I’ve been reflecting on this killing thing because I am here to enjoy nature, immerse myself in it. I don’t want to disrupt or hurt any of the little creatures I encounter. It’s a bit spooky being in new water, especially since I can’t see too well, so I don’t know what weed or plant of creature will appear. It weighs on me. This entire trip weights on me. It’s much harder than I realized it would be.
This is my first real post-COVID adventure. I don’t have my rollator, which gives me stability for walking distances and greatly reduces my cognitive load because I know I’m relatively safe and stable while walking. Without it, I have to pay so much attention to everything I do, everywhere I go. It’s exhausting. I’m also riding a bike that’s not mine, so I’m not fully used to it. My shower is on the third floor, so I have navigate three flights of stairs to get there, and that’s really hard for me on the way down when I have my arms full of clothes, shoes, a wet towel. I tripped today and fell into two heavy doors. Luckily, I was able to catch myself, but the door flew open. I was so worried it would slam backwards and break the glass, but it didn’t. I was more worried I’d fall on cement steps. I sort of did, but caught myself.

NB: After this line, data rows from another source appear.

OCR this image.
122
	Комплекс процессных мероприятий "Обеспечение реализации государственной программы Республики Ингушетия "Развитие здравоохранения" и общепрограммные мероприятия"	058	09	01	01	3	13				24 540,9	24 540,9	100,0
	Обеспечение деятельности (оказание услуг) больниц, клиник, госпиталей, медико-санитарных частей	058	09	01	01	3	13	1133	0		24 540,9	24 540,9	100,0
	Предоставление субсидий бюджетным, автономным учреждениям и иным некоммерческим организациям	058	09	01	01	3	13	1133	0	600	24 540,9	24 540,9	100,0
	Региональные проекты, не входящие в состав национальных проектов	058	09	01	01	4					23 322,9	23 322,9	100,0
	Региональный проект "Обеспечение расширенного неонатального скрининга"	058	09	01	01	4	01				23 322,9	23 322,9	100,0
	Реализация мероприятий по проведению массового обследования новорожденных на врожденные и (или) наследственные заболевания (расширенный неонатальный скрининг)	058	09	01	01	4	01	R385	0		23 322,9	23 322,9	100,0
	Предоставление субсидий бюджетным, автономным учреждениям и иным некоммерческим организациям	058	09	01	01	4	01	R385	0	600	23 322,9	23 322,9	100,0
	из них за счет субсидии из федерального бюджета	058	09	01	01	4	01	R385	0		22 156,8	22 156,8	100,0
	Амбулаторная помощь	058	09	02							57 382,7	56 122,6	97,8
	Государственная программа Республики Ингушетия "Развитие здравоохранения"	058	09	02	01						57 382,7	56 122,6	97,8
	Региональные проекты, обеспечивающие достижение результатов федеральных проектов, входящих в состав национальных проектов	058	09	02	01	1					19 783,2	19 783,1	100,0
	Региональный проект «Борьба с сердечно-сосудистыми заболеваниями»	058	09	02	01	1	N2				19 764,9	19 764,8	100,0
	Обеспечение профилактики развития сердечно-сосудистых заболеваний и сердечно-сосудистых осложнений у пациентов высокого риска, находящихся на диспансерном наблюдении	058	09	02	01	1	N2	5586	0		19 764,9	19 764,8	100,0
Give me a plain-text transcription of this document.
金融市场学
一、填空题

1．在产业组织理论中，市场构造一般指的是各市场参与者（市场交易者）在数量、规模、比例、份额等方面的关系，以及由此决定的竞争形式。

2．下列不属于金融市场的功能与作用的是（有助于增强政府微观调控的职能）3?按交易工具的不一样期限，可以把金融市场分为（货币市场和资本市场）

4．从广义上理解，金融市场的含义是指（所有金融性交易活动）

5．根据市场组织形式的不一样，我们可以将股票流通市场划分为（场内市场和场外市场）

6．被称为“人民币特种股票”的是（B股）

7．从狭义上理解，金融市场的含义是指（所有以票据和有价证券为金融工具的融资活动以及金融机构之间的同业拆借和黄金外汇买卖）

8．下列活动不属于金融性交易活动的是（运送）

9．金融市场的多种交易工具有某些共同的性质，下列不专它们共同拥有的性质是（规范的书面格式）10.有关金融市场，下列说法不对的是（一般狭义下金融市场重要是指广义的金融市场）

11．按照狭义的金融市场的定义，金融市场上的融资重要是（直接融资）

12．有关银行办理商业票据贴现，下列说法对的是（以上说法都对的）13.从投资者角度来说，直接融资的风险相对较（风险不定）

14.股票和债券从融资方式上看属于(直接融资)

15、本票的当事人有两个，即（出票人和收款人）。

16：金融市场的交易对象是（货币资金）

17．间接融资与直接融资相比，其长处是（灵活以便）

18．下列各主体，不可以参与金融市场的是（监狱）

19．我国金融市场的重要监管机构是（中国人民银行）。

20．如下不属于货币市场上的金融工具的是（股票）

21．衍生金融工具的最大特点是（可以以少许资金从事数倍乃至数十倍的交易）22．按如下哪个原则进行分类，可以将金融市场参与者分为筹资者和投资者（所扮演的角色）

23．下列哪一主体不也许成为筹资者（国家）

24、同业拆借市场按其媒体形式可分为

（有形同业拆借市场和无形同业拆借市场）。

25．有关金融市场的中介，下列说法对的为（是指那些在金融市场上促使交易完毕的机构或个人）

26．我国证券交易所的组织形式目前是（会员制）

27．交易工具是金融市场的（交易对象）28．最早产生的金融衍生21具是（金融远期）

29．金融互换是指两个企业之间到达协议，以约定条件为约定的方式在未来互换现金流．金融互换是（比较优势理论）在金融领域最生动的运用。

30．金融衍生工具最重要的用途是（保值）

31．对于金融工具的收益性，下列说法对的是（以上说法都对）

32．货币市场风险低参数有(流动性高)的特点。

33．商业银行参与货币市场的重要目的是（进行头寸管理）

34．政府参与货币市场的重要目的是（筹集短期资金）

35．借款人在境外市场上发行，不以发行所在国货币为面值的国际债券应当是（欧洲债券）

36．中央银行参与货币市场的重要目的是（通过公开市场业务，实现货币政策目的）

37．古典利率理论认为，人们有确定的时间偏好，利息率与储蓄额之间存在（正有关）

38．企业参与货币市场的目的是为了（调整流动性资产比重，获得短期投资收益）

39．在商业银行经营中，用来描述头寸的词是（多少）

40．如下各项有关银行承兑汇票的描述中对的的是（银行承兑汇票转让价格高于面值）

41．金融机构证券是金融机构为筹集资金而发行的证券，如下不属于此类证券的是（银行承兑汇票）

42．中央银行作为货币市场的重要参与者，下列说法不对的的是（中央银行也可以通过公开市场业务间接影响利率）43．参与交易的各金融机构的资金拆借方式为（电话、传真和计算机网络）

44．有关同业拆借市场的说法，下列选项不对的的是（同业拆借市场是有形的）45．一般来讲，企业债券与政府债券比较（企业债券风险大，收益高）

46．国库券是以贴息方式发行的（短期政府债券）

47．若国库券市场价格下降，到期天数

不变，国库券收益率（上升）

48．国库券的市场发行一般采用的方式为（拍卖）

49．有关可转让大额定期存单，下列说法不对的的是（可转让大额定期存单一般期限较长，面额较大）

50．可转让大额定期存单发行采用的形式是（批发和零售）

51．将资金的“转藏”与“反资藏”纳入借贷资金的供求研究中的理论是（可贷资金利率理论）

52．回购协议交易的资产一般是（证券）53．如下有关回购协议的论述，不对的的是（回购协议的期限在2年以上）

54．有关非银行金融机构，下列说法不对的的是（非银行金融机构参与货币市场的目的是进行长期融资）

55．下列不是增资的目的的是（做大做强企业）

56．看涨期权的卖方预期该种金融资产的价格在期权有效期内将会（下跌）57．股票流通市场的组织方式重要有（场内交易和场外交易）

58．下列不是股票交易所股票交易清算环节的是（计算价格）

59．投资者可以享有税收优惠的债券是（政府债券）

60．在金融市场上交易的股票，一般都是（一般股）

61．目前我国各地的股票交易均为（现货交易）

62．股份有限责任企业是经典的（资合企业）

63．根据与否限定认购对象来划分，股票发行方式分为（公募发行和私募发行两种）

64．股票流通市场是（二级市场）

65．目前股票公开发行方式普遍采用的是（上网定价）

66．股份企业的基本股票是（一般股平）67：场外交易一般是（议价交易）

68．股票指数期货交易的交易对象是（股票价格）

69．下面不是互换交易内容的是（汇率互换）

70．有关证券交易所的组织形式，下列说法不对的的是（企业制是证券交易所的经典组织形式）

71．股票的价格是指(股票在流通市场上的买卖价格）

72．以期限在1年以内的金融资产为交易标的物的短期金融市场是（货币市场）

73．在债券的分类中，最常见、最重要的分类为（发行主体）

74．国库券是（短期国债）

We learned about cognitive load in grad school. If a user (of a system, product, app, website, etc) has to think too hard, it’s not great for usability. With my messed up brain that has trouble with processing and working memory, the world is a minefield. I just can’t figure out anything until I crash into it. I hate it. Mostly I hate it because I cannot have another major accident. It broke me last time, and I’m finally starting to feel like myself again after 5 years.
Back to the water…. Swimming is great for me because I feel safe in the water. Even here, where there are unknown and new variables in the water, which are increasing my cognitive load in a way I don’t like, I’m still enjoying my swims. I can be in the water and splash around, propelling myself forward. I’m not gonna run into anything. I’m not gonna be run over my anything. And it’s pretty unlikely I’m gonna bump into something big enough to eat me or hurt me. I’m fully prepared to have the sh*t scared out of me, but I don’t want that to happen. At the very least, I’m not gonna fall. The water supports me in all ways, most important, mentally & emotionally.
Spinning
I’ve been struggling with vertigo since I got here, and it’s driving me crazy. I can’t sleep very well because I’m a thrasher, but every time I move, I get vertigo and feel like I’m gonna ralph. I’ve been trying some exercises to make it go away, but it just feels worse. That might be a good sign. I will try again today and tomorrow, and if I’m still wiggy on Monday, I have to see a doctor to get physical therapy. I had it really bad a year ago, and it took several home visits before the PT got it to clear. Ugh. I hate it.
So, swimming in new water is really the least of my worries. It makes me feel good about myself. It feels relaxing even though it’s exercise. And it’s a lovely way to get to know this place. And, the vertigo does’t bother me in the water.
Now I’m rambling. I had the option of buying regular peanuts or peanuts with the Swedish soccer logo on them. Guess which ones I bought? The soccer peanuts, of course. I mean football peanuts. Why? Because they have the same little signs here where it shows the price per ounce/gram, and the football peanuts were cheaper! I’m learning.
Also, they have the cutest little pastilles in colored packages. I need to figure out the flavors and buy some because I want the little box.
OK. Bye. Be Safe. Be Weird. And don’t take and crap from anybody! BAM!!!!!